In the following feature interview with ICEF Monitor, Hilka Leicht, owner and managing director of International Education for Global Minds (IEC), highlights trends and key strategies for recruiting in Europe, with an emphasis on the German and Hungarian markets. She underlines the following key facts about the European market:
- The diversity of national markets within Europe;
- How funding influences push and pull factors for students in Europe;
- The importance of having agents on the ground to establish relationships and obtain updates on the market such as visa changes.
The diversity of European recruitment markets
Ms Leicht stresses that Europe is not a homogenous regional market, and that recruiters need to carefully craft and adapt strategy to address the particular requirements and characteristics of individual European states.
The first point about diversity concerns what kinds of programmes can be positioned from, indeed the key markets include:
- Those to recruit undergraduate and graduate students from;
- Language courses;
- Visiting students (studying abroad for one academic term).
Funding for study abroad
The amount of tuition fees charged for studies abroad has a strong impact on the attractiveness of a European study destination. Similarly, Ms Leicht notes the extent to which students can access quality education at home is often an important factor in driving demand for study abroad. Citing the example of a master’s degrees in Germany, she adds there is a lack of programmes for those with a low grade point average (GPA), but apart from that there is no shortage of university places in the country.
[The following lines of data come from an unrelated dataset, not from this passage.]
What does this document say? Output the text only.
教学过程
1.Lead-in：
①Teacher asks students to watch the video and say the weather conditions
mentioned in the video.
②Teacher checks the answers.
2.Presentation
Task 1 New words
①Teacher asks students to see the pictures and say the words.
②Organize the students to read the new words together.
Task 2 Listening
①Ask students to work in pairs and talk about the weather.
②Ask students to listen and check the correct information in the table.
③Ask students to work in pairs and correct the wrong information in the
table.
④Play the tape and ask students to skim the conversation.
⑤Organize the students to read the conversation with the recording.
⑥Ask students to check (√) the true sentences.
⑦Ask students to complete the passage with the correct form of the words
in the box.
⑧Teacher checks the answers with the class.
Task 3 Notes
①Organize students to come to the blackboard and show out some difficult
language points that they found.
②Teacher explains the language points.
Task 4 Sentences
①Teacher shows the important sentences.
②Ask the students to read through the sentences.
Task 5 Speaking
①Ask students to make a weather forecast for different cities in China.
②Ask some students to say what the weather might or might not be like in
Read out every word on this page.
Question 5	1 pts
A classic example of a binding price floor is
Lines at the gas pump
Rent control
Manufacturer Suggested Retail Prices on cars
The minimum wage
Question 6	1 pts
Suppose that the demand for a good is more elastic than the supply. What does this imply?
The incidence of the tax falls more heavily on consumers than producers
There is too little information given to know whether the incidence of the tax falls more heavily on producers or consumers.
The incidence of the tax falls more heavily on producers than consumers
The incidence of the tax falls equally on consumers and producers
In Hungary however, the number of government funded university places has been cut to 25%, so the other 75% are either waiting for free places or looking for opportunities in fee-paying programmes at home or abroad. Hungarians often look to study and work abroad for a long period of time, if not for the rest of their lives. In contrast, German students prefer to study abroad for one academic term and experience the culture of a host country, before returning home.
With ready access to quality programmes at home, German students may be less inclined to invest heavily in higher education abroad, hence the “semester market” in Germany. The trend is further supported through a funding programme of the German government, Auslands-BAföG, which provides up to €4,600 towards tuition fees for short-term study abroad. Over 600,000 German students currently receive that funding, so “that greatly informs and influences the market in Germany.”
The role of recruitment agents
“Germany is definitely a market where it is very important to have an agent on the ground,” says Ms Leicht. She notes that with a full and free-of-charge degree at home, German students don’t need to go abroad unless they want to do something additional.
Reflecting this aspect of German demand, some agents in Germany focus on specific areas of study such as high school or languages. “They are very demanding about what they want to get out of this one semester abroad, because they want to get credit for each individual course that they take when they get back home,” she adds.